Questo un estratto della poesia incriminata che racconta le storie di tre giovani, l’adolescente Mohammed Abu Khdeir, rapito e dato alle fiamme da alcuni coloni a Gerusalemme, Hadeel al-Hashlamoun, 18enne ucciso dall’esercito a Hebron, e il piccolo Ali Dawabsheh, otto mesi, ucciso da un gruppo di coloni che hanno dato fuoco alla sua casa vicino Nablus.
Per il legale di Tatour, Gaby Lasky, “il verdetto viola il diritto di parola e la libertà di espressione ed è una violazione dei diritti della minoranza palestinese dentro Israele”. Per la poetessa si erano mobilitati autori e scrittori da tutto il mondo, tra cui 150 intellettuali statunitensi – tra cui Naomi Klein e il premio Pulitzer Alice Walker – che avevano fatto appello a Tel Aviv perché la rilasciasse.
Niente da fare. In un video pubblicato online Tatour ha promesso che continuerà a scrivere: “Dopo la legge sullo Stato-nazione ebraico, mi aspetto di tutto – diceva poche ore prima l’emissione della sentenza – Non credo che in Israele ci sia giustizia e continuerò a scrivere poesie con il linguaggio che voglio e con le parole che scelgo.
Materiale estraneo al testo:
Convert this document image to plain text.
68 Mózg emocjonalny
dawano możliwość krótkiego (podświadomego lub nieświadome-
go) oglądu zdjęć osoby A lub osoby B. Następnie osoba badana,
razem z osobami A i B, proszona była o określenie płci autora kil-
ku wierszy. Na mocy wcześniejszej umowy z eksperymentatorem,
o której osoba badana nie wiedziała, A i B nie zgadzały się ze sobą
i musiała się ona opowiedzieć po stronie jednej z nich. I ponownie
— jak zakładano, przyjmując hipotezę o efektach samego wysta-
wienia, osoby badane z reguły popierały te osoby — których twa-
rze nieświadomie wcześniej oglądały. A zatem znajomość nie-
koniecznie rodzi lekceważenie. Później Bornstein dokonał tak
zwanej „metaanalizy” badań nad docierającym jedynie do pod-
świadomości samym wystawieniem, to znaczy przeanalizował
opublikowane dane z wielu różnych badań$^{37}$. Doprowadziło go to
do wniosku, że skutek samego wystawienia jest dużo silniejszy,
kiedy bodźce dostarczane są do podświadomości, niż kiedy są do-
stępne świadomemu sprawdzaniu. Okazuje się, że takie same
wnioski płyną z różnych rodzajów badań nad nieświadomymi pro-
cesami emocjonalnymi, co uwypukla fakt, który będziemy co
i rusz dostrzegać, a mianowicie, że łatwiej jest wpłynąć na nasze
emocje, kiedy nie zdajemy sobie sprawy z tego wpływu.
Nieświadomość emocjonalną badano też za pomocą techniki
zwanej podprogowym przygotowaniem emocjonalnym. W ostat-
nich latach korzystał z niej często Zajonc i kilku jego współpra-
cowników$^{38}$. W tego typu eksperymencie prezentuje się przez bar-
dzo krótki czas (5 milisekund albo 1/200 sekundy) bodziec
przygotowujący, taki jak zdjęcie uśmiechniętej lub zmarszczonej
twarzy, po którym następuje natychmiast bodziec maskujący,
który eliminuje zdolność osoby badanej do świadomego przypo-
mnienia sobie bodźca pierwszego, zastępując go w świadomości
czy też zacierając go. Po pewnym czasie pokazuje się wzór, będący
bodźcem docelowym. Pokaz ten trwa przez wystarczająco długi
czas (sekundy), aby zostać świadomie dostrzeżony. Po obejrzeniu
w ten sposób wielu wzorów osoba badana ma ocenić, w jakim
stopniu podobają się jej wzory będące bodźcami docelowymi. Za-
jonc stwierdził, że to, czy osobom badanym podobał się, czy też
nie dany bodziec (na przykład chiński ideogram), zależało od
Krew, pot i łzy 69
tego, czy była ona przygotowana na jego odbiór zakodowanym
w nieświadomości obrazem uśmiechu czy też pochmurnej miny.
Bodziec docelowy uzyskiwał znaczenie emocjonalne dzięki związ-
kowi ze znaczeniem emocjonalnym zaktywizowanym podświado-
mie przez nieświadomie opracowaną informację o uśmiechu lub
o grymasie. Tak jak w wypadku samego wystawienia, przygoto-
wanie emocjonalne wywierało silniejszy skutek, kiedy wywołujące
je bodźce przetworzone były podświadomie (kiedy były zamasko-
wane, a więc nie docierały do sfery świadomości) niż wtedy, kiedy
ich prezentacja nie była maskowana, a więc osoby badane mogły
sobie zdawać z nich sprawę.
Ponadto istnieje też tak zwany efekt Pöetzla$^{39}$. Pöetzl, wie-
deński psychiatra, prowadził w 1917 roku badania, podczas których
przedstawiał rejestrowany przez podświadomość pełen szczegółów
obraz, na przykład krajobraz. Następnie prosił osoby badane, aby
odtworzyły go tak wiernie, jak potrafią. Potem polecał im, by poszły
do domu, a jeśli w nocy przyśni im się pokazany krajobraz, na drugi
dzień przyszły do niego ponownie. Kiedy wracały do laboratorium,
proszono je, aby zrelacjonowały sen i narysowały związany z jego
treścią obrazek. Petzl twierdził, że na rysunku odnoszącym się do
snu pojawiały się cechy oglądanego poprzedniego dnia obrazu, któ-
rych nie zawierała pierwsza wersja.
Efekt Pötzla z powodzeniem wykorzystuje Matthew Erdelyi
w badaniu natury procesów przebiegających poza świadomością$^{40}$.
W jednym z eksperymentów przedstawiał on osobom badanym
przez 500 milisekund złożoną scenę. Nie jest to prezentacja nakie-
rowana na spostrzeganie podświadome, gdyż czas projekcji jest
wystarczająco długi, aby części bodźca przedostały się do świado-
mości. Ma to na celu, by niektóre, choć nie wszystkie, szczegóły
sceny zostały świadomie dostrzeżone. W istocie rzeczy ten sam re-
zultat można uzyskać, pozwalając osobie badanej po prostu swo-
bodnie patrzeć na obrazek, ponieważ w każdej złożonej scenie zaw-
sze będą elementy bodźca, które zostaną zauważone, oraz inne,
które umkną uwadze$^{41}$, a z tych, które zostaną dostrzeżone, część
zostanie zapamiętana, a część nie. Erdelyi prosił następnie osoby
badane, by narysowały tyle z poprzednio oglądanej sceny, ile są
Non accetto di farmi dire da nessuna legge cosa scrivere e come”.
Tatour era stata già arrestata l’11 ottobre del 2015, pochi giorni dopo la pubblicazione della poesia su Facebook, per essere posta ai domiciliari per tre anni il gennaio successivo. In tanti hanno paragonato il suo caso a quello del soldato israeliano Elor Azaria, che per aver ucciso un palestinese ferito, a terra, ha scontato solo nove mesi di prigione.
Nelle stesse ore in Egitto Galal al-Behairy veniva condannato a tre anni di carcere da un tribunale militare e al pagamento di una multa di 560 dollari per un libro di poesia che, secondo i giudici, avrebbe criticato l’esercito egiziano e per una canzone che avrebbe preso in giro il presidente al-Sisi. L’accusa è blasfemia e insulti all’establishment militare.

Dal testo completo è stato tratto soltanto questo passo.